A democratic government works through institutions — established organisations with defined roles, rules, and procedures. The three main institutions of government in India are the Legislature, the Executive, and the Judiciary. This chapter examines how they work and interact.
The Three Organs of Government
| Organ | Function | Example |
|-------|----------|---------|
| Legislature (Parliament) | Makes laws | Lok Sabha, Rajya Sabha |
| Executive | Implements laws; runs the government | President, Prime Minister, Cabinet, Civil Servants |
| Judiciary | Interprets laws; resolves disputes | Supreme Court, High Courts |
Parliament of India
- Parliament consists of:
- Lok Sabha (House of the People) — 543 elected members; represents the people directly.
- Rajya Sabha (Council of States) — 245 members; represents states; members are indirectly elected by state legislatures.
- President of India — formal head of Parliament.
Functions: Passes laws, approves the Budget, questions the executive (Question Hour, Zero Hour), debates national issues, and can remove the government through a no-confidence motion.
The Executive
- President — Constitutional head; formally approves laws; appoints the Prime Minister.
- Prime Minister (PM) — Real executive; leader of the majority party/coalition; heads the Council of Ministers.
- Council of Ministers — Cabinet is the inner circle of senior ministers; collectively responsible to the Lok Sabha.
- Civil Services — Permanent bureaucracy implementing government policies.
Permanent Executive vs Political Executive
Key formulas
The Judiciary
- Supreme Court — Highest court; guardian of the Constitution; has original, appellate, and advisory jurisdiction.
- High Courts — One per state (or group of states).
- District and subordinate courts — at district and lower levels.
The judiciary is independent — judges are not elected and cannot be removed by the government arbitrarily. This protects them from political pressure.
How These Institutions Check and Balance Each Other
- Parliament can pass laws → President can return for reconsideration → Courts can strike down if unconstitutional.
- Parliament approves the Budget → PM and Cabinet implement it.
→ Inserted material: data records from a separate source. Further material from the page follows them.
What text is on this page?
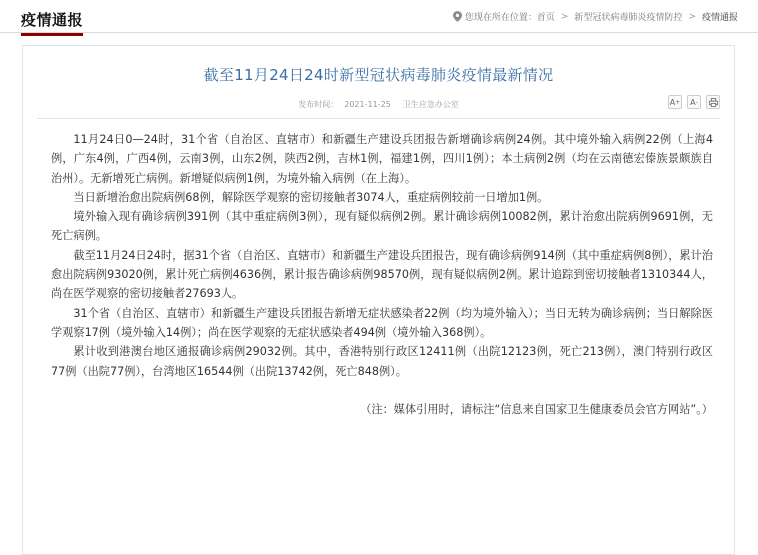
疫情通报	您现在所在位置： 首页 > 新型冠状病毒肺炎疫情防控 > 疫情通报
截至11月24日24时新型冠状病毒肺炎疫情最新情况
发布时间： 2021-11-25 卫生应急办公室	A +	A -

11月24日0—24时，31个省（自治区、直辖市）和新疆生产建设兵团报告新增确诊病例24例。其中境外输入病例22例（上海4例，广东4例，广西4例，云南3例，山东2例，陕西2例，吉林1例，福建1例，四川1例）；本土病例2例（均在云南德宏傣族景颇族自治州）。无新增死亡病例。新增疑似病例1例，为境外输入病例（在上海）。

当日新增治愈出院病例68例，解除医学观察的密切接触者3074人，重症病例较前一日增加1例。

境外输入现有确诊病例391例（其中重症病例3例），现有疑似病例2例。累计确诊病例10082例，累计治愈出院病例9691例，无死亡病例。

截至11月24日24时，据31个省（自治区、直辖市）和新疆生产建设兵团报告，现有确诊病例914例（其中重症病例8例），累计治愈出院病例93020例，累计死亡病例4636例，累计报告确诊病例98570例，现有疑似病例2例。累计追踪到密切接触者1310344人，尚在医学观察的密切接触者27693人。

31个省（自治区、直辖市）和新疆生产建设兵团报告新增无症状感染者22例（均为境外输入）；当日无转为确诊病例；当日解除医学观察17例（境外输入14例）；尚在医学观察的无症状感染者494例（境外输入368例）。

累计收到港澳台地区通报确诊病例29032例。其中，香港特别行政区12411例（出院12123例，死亡213例），澳门特别行政区77例（出院77例），台湾地区16544例（出院13742例，死亡848例）。

（注：媒体引用时，请标注“信息来自国家卫生健康委员会官方网站”。）
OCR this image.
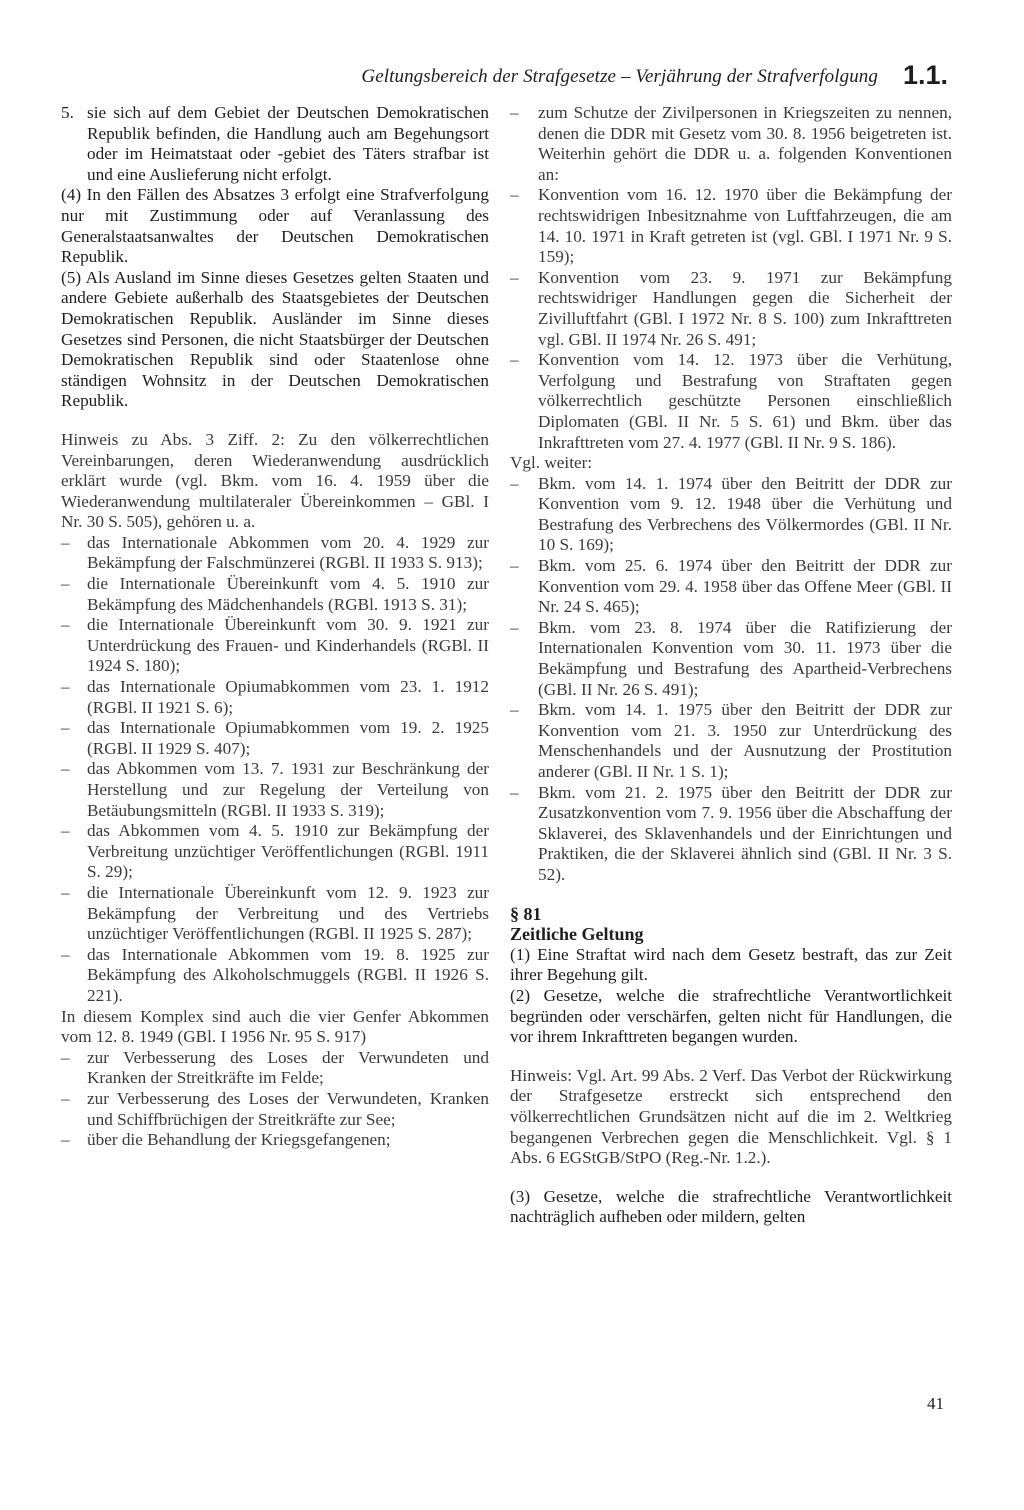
Geltungsbereich der Strafgesetze – Verjährung der Strafverfolgung 1.1.
5. sie sich auf dem Gebiet der Deutschen Demokratischen Republik befinden, die Handlung auch am Begehungsort oder im Heimatstaat oder -gebiet des Täters strafbar ist und eine Auslieferung nicht erfolgt.
(4) In den Fällen des Absatzes 3 erfolgt eine Strafverfolgung nur mit Zustimmung oder auf Veranlassung des Generalstaatsanwaltes der Deutschen Demokratischen Republik.
(5) Als Ausland im Sinne dieses Gesetzes gelten Staaten und andere Gebiete außerhalb des Staatsgebietes der Deutschen Demokratischen Republik. Ausländer im Sinne dieses Gesetzes sind Personen, die nicht Staatsbürger der Deutschen Demokratischen Republik sind oder Staatenlose ohne ständigen Wohnsitz in der Deutschen Demokratischen Republik.
Hinweis zu Abs. 3 Ziff. 2: Zu den völkerrechtlichen Vereinbarungen, deren Wiederanwendung ausdrücklich erklärt wurde (vgl. Bkm. vom 16. 4. 1959 über die Wiederanwendung multilateraler Übereinkommen – GBl. I Nr. 30 S. 505), gehören u. a.
– das Internationale Abkommen vom 20. 4. 1929 zur Bekämpfung der Falschmünzerei (RGBl. II 1933 S. 913);
– die Internationale Übereinkunft vom 4. 5. 1910 zur Bekämpfung des Mädchenhandels (RGBl. 1913 S. 31);
– die Internationale Übereinkunft vom 30. 9. 1921 zur Unterdrückung des Frauen- und Kinderhandels (RGBl. II 1924 S. 180);
– das Internationale Opiumabkommen vom 23. 1. 1912 (RGBl. II 1921 S. 6);
– das Internationale Opiumabkommen vom 19. 2. 1925 (RGBl. II 1929 S. 407);
– das Abkommen vom 13. 7. 1931 zur Beschränkung der Herstellung und zur Regelung der Verteilung von Betäubungsmitteln (RGBl. II 1933 S. 319);
– das Abkommen vom 4. 5. 1910 zur Bekämpfung der Verbreitung unzüchtiger Veröffentlichungen (RGBl. 1911 S. 29);
– die Internationale Übereinkunft vom 12. 9. 1923 zur Bekämpfung der Verbreitung und des Vertriebs unzüchtiger Veröffentlichungen (RGBl. II 1925 S. 287);
– das Internationale Abkommen vom 19. 8. 1925 zur Bekämpfung des Alkoholschmuggels (RGBl. II 1926 S. 221).
In diesem Komplex sind auch die vier Genfer Abkommen vom 12. 8. 1949 (GBl. I 1956 Nr. 95 S. 917)
– zur Verbesserung des Loses der Verwundeten und Kranken der Streitkräfte im Felde;
– zur Verbesserung des Loses der Verwundeten, Kranken und Schiffbrüchigen der Streitkräfte zur See;
– über die Behandlung der Kriegsgefangenen;
– zum Schutze der Zivilpersonen in Kriegszeiten zu nennen, denen die DDR mit Gesetz vom 30. 8. 1956 beigetreten ist. Weiterhin gehört die DDR u. a. folgenden Konventionen an:
– Konvention vom 16. 12. 1970 über die Bekämpfung der rechtswidrigen Inbesitznahme von Luftfahrzeugen, die am 14. 10. 1971 in Kraft getreten ist (vgl. GBl. I 1971 Nr. 9 S. 159);
– Konvention vom 23. 9. 1971 zur Bekämpfung rechtswidriger Handlungen gegen die Sicherheit der Zivilluftfahrt (GBl. I 1972 Nr. 8 S. 100) zum Inkrafttreten vgl. GBl. II 1974 Nr. 26 S. 491;
– Konvention vom 14. 12. 1973 über die Verhütung, Verfolgung und Bestrafung von Straftaten gegen völkerrechtlich geschützte Personen einschließlich Diplomaten (GBl. II Nr. 5 S. 61) und Bkm. über das Inkrafttreten vom 27. 4. 1977 (GBl. II Nr. 9 S. 186).
Vgl. weiter:
– Bkm. vom 14. 1. 1974 über den Beitritt der DDR zur Konvention vom 9. 12. 1948 über die Verhütung und Bestrafung des Verbrechens des Völkermordes (GBl. II Nr. 10 S. 169);
– Bkm. vom 25. 6. 1974 über den Beitritt der DDR zur Konvention vom 29. 4. 1958 über das Offene Meer (GBl. II Nr. 24 S. 465);
– Bkm. vom 23. 8. 1974 über die Ratifizierung der Internationalen Konvention vom 30. 11. 1973 über die Bekämpfung und Bestrafung des Apartheid-Verbrechens (GBl. II Nr. 26 S. 491);
– Bkm. vom 14. 1. 1975 über den Beitritt der DDR zur Konvention vom 21. 3. 1950 zur Unterdrückung des Menschenhandels und der Ausnutzung der Prostitution anderer (GBl. II Nr. 1 S. 1);
– Bkm. vom 21. 2. 1975 über den Beitritt der DDR zur Zusatzkonvention vom 7. 9. 1956 über die Abschaffung der Sklaverei, des Sklavenhandels und der Einrichtungen und Praktiken, die der Sklaverei ähnlich sind (GBl. II Nr. 3 S. 52).
§ 81
Zeitliche Geltung
(1) Eine Straftat wird nach dem Gesetz bestraft, das zur Zeit ihrer Begehung gilt.
(2) Gesetze, welche die strafrechtliche Verantwortlichkeit begründen oder verschärfen, gelten nicht für Handlungen, die vor ihrem Inkrafttreten begangen wurden.
Hinweis: Vgl. Art. 99 Abs. 2 Verf. Das Verbot der Rückwirkung der Strafgesetze erstreckt sich entsprechend den völkerrechtlichen Grundsätzen nicht auf die im 2. Weltkrieg begangenen Verbrechen gegen die Menschlichkeit. Vgl. § 1 Abs. 6 EGStGB/StPO (Reg.-Nr. 1.2.).
(3) Gesetze, welche die strafrechtliche Verantwortlichkeit nachträglich aufheben oder mildern, gelten
41
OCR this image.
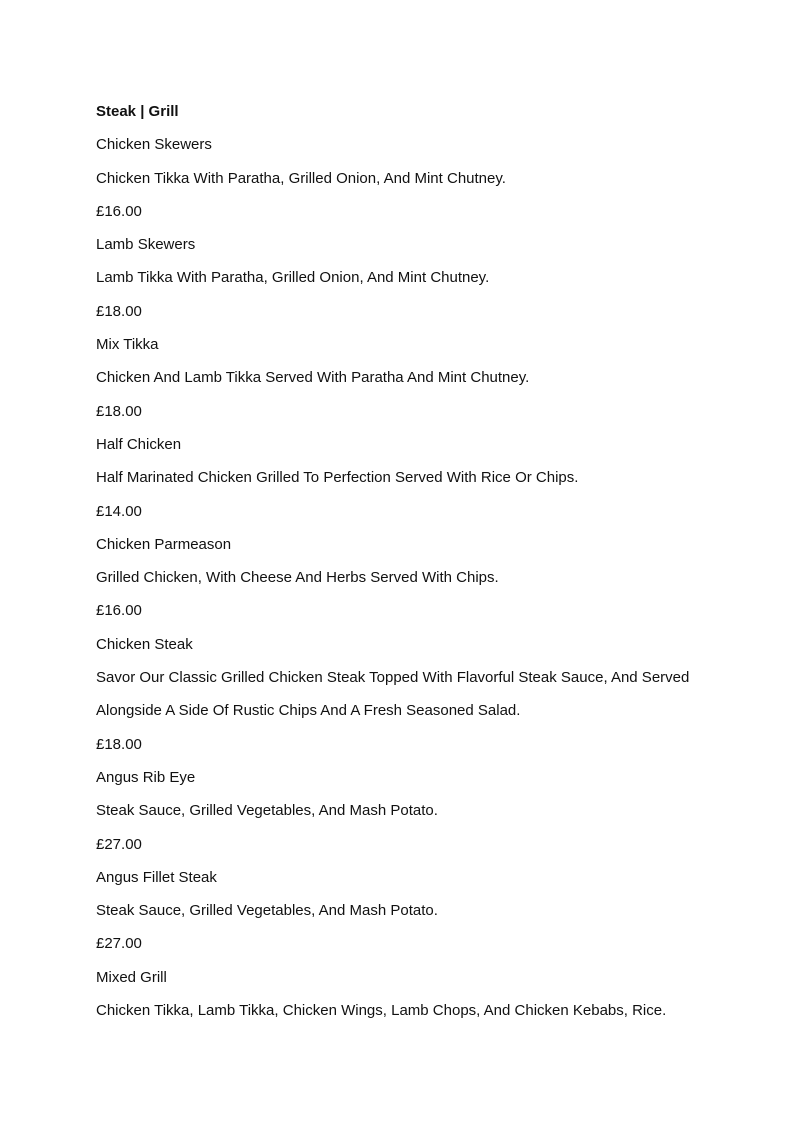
Steak | Grill
Chicken Skewers
Chicken Tikka With Paratha, Grilled Onion, And Mint Chutney.
£16.00
Lamb Skewers
Lamb Tikka With Paratha, Grilled Onion, And Mint Chutney.
£18.00
Mix Tikka
Chicken And Lamb Tikka Served With Paratha And Mint Chutney.
£18.00
Half Chicken
Half Marinated Chicken Grilled To Perfection Served With Rice Or Chips.
£14.00
Chicken Parmeason
Grilled Chicken, With Cheese And Herbs Served With Chips.
£16.00
Chicken Steak
Savor Our Classic Grilled Chicken Steak Topped With Flavorful Steak Sauce, And Served
Alongside A Side Of Rustic Chips And A Fresh Seasoned Salad.
£18.00
Angus Rib Eye
Steak Sauce, Grilled Vegetables, And Mash Potato.
£27.00
Angus Fillet Steak
Steak Sauce, Grilled Vegetables, And Mash Potato.
£27.00
Mixed Grill
Chicken Tikka, Lamb Tikka, Chicken Wings, Lamb Chops, And Chicken Kebabs, Rice.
- No-confidence motion → Parliament removes the government.
- Judicial review → Courts check Parliament and Executive.
Worked Examples
How does the Question Hour in Parliament make the executive accountable?
During Question Hour (first hour of each sitting), MPs ask ministers questions about government policy and functioning. Ministers must answer, forcing them to be transparent and accountable to elected representatives.
Why is a civil servant preferred over a minister for implementing technical projects?
Civil servants (permanent executive) have administrative expertise, institutional memory, and political neutrality. Ministers (political executive) set policy direction but rely on civil servants for effective, non-partisan implementation.
What happens if a government loses a no-confidence motion?
The government must resign. The President then either invites the opposition to form a government (if it has majority support) or dissolves the Lok Sabha and calls fresh elections.
The President of India returns a Bill. What happens?
Under Article 111, the President can return (withhold assent to) a non-money Bill, sending it back with suggestions. If Parliament passes it again, the President must give assent — the President's veto is thus only suspensive.
How does judicial review protect democracy?
The Supreme Court can declare laws passed by Parliament unconstitutional if they violate Fundamental Rights or the basic structure of the Constitution. This prevents even a large elected majority from damaging democratic foundations.
Why does the Cabinet have "collective responsibility"?
All Cabinet ministers publicly support government decisions even if they disagreed privately. This creates unified, stable governance. A minister who cannot support a decision must resign from the Cabinet.
Key Facts
- Minimum age for Lok Sabha membership: 25 years
- Minimum age for Rajya Sabha membership: 30 years
- The Rajya Sabha is a permanent body — it never dissolves; one-third of members retire every 2 years.
- The Prime Minister is the leader of the Lok Sabha as head of the majority.
Common mistakes
Students confuse the President and the Prime Minister. The President is the constitutional/nominal head — real power lies with the PM and Cabinet. The President acts on the advice of the Council of Ministers in almost all matters.
Summary
India's democratic government works through three interdependent institutions: Parliament (makes laws), Executive (implements laws), and Judiciary (interprets laws). Each checks and balances the others. Parliament makes the executive accountable; courts ensure all actions are constitutional; civil servants ensure continuity of administration. This institutional balance protects democracy and prevents concentration of power.